Microbeads are being phased out. 94% of cosmetic and personal care products in Australia already micro-bead free.


The Great Barrier Reef is a global tourism icon, a wonder of the natural world, and critically important to the Queensland and national economies. It contributes around $6.4 billion a year to Australia’s economy, along with 64,000 jobs.

We are committed to protecting it.

It was our Government that ended all dredge disposal plans. We also put a ban on future dredge disposal projects in the Great Barrier Reef Marine Park.

Our Reef 2050 Long-Term Sustainability Plan has been endorsed by the World Heritage Committee.

The Morrison Government is investing more than $1.2 billion to ensure the health of the Reef, and more than $2 billion jointly with the Qld Government.

This includes our $443.3 million Partnership with the Great Barrier Reef Foundation.

This will support proven activities, like improving water quality and fighting crown of thorns starfish, as well as research into new methods of reef restoration and adaptation.

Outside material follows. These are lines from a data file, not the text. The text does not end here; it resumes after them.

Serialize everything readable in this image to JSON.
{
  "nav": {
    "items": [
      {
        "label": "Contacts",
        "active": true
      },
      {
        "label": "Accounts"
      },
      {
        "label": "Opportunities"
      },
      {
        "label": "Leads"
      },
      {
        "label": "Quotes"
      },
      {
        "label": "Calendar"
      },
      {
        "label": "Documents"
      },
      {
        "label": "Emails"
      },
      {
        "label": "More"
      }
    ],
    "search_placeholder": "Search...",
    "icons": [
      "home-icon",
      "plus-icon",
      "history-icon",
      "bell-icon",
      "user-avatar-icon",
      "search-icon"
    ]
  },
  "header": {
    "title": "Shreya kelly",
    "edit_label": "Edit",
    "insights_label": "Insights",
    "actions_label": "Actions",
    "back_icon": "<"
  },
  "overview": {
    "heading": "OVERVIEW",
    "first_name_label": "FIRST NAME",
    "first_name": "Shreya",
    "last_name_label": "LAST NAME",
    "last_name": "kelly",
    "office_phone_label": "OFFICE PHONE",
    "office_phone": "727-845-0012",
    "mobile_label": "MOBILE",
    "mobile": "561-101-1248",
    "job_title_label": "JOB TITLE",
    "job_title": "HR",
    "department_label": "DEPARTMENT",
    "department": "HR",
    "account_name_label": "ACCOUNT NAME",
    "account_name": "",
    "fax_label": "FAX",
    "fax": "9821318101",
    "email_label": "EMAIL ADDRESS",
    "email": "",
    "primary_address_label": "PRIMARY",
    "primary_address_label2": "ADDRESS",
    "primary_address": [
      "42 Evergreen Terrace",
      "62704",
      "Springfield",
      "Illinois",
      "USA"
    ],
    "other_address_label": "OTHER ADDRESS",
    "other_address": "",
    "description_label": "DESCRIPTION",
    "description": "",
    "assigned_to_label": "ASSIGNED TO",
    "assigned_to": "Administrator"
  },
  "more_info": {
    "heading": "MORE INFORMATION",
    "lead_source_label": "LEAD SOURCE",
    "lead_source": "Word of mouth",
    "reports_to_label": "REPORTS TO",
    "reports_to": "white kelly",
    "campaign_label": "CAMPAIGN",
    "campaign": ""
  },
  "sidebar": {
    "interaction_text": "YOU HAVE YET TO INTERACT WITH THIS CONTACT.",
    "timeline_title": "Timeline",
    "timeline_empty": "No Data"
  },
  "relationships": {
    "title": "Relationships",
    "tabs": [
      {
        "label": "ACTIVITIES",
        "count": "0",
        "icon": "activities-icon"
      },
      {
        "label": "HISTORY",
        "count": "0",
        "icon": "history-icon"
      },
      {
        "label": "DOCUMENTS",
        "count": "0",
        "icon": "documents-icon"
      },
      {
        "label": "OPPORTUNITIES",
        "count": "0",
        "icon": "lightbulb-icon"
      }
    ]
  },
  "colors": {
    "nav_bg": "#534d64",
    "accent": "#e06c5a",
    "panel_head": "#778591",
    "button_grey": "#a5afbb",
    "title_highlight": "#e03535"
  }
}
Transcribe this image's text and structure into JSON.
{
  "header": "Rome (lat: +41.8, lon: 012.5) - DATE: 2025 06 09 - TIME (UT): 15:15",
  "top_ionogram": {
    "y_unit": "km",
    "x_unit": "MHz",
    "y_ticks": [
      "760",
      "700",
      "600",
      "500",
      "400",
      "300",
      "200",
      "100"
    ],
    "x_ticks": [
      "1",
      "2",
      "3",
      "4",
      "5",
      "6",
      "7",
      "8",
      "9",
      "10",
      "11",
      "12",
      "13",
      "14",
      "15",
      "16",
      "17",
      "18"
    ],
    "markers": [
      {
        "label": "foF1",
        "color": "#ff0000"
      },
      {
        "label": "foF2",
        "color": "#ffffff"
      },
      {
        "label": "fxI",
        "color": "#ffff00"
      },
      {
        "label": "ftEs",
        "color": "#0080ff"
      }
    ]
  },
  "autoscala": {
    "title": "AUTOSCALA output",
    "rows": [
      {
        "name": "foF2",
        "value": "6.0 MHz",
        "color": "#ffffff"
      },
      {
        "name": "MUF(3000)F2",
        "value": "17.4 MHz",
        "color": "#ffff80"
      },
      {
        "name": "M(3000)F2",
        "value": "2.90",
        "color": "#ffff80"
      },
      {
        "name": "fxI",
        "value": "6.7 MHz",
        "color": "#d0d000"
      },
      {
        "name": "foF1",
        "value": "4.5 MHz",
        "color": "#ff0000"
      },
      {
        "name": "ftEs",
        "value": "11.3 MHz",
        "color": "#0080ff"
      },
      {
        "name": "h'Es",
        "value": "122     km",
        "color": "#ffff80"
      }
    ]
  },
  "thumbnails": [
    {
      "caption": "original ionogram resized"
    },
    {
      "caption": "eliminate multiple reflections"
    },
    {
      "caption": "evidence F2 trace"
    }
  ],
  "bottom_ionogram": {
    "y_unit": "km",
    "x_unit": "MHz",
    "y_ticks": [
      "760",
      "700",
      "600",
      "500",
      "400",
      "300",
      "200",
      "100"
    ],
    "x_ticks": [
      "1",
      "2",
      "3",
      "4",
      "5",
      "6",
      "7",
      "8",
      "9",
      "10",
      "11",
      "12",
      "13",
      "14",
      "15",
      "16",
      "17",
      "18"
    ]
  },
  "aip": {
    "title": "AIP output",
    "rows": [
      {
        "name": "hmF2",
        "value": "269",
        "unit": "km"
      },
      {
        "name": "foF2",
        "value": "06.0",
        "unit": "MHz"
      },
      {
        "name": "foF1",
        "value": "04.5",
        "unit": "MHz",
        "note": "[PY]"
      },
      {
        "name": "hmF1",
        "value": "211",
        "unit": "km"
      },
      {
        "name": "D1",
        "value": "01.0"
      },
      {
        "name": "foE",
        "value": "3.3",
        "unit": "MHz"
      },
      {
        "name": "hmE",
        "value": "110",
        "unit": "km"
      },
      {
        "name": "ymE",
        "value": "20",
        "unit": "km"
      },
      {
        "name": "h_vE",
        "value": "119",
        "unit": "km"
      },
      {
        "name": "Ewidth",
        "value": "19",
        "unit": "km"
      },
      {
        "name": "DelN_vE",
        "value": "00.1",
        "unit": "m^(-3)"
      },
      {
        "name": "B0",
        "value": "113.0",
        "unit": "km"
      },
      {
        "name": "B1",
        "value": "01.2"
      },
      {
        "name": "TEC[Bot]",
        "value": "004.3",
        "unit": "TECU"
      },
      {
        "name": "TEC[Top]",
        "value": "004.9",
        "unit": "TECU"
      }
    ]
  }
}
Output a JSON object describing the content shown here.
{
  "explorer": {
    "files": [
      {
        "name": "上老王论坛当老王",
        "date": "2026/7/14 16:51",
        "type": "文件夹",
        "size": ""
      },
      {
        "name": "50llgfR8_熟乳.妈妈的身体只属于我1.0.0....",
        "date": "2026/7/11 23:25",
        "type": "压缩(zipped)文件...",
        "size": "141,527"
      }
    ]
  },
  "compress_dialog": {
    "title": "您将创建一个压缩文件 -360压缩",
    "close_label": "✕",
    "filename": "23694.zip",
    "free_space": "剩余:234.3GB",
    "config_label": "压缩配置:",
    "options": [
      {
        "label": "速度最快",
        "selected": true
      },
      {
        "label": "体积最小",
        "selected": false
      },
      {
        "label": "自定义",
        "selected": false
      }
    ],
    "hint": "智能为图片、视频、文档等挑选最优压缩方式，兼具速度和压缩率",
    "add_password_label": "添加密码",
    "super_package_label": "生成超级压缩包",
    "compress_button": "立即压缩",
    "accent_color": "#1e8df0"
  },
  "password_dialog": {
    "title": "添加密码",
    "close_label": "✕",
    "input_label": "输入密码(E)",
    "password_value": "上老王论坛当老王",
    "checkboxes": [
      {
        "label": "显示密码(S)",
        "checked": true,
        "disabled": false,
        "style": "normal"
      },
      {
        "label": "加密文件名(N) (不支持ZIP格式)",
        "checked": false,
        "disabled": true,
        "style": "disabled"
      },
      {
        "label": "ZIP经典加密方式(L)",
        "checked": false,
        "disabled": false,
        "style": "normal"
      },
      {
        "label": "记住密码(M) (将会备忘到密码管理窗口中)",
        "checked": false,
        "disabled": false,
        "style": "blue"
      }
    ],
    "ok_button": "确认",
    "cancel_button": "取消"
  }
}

With its unique capacity to leverage private funds, the Foundation aims to raise an additional $300-$400 million over six years for reef protection.


We are providing $4 million each year to support Pacific Island countries on waste management and pollution control.

We’re also investing $5 million for the Tangaroa Blue Foundation to facilitate community clean-up and other events in the Great Barrier Reef region.


We are investing around $1 billion for the next phase of the National Landcare Program from 2018 to 2023.

This includes Land Partnerships, to protect our threatened ecological communities, restore our globally-important wetlands, and support recovery efforts for threatened species.

The Regional Land Partnerships also invest in improving soil health on farms. It will target soil acidification, wind erosion and hillslope erosion.


Our $100 million Environment Restoration Fund will improve the water quality of the Yarra, Swan and Canning, Torrens, Brisbane, Georges, Hawkesbury and Nepean Rivers.


The Liberal and Nationals Government is investing over $22 million in a new Communities Environment Program to help communities protect and care for their local environment.

Each federal electorate will receive up to $150,000 this year for projects.

These could include: restoring coasts, wetlands and waterways; protecting native animals; reducing waste and litter; and greening local parks and urban areas.


Our $100 million Environment Restoration Fund will support practical action on waste and recycling, the protection of rivers, waterways and coasts, and further support for our threatened native species.


The Liberal and Nationals Government is investing $2.8 billion to enhance Australia’s Antarctic operations and science capabilities. This includes funding for research, operations and a new ice breaker.

We are constructing a modern station at Macquarie Island. This will provide a year-round capability for scientific monitoring and priority research.


Since 2014, the Government has invested in over 1,300 projects supporting threatened species.

Our Threatened Species Strategy outlines targets to improve outcomes of 20 priority birds, 20 priority mammals, and 30 priority plants.

It also commits to the creation of five feral cat-free islands, 10 mainland feral cat-free wildlife enclosures, and the culling of two million feral cats by 2020.

We will also allocate up to $10 million under the Environment Restoration Fund to support the creation of safe havens for threatened species.

We are also backing initiatives to protect: koalas in northern NSW and south-east Queensland; WA’s black cockatoos; Bruny Island’s Eastern Quolls; and Kangaroo Island’s threatened dunnart.

The Coalition appointed Australia’s first Threatened Species Commissioner in 2014.


Labor remains committed to its reckless targets.

Independent modelling by BAEconomics shows Labor’s 45% emissions reduction and 50% renewables target would: driving up wholesale power prices by 58%; cost the economy $472 billion; reduce real wages by $9,000 per household and slash 336,000 jobs.

Labor’s true thinking was revealed by its Environment Action Network, which said: “high prices are not a market failure – they are proof of the market working well.”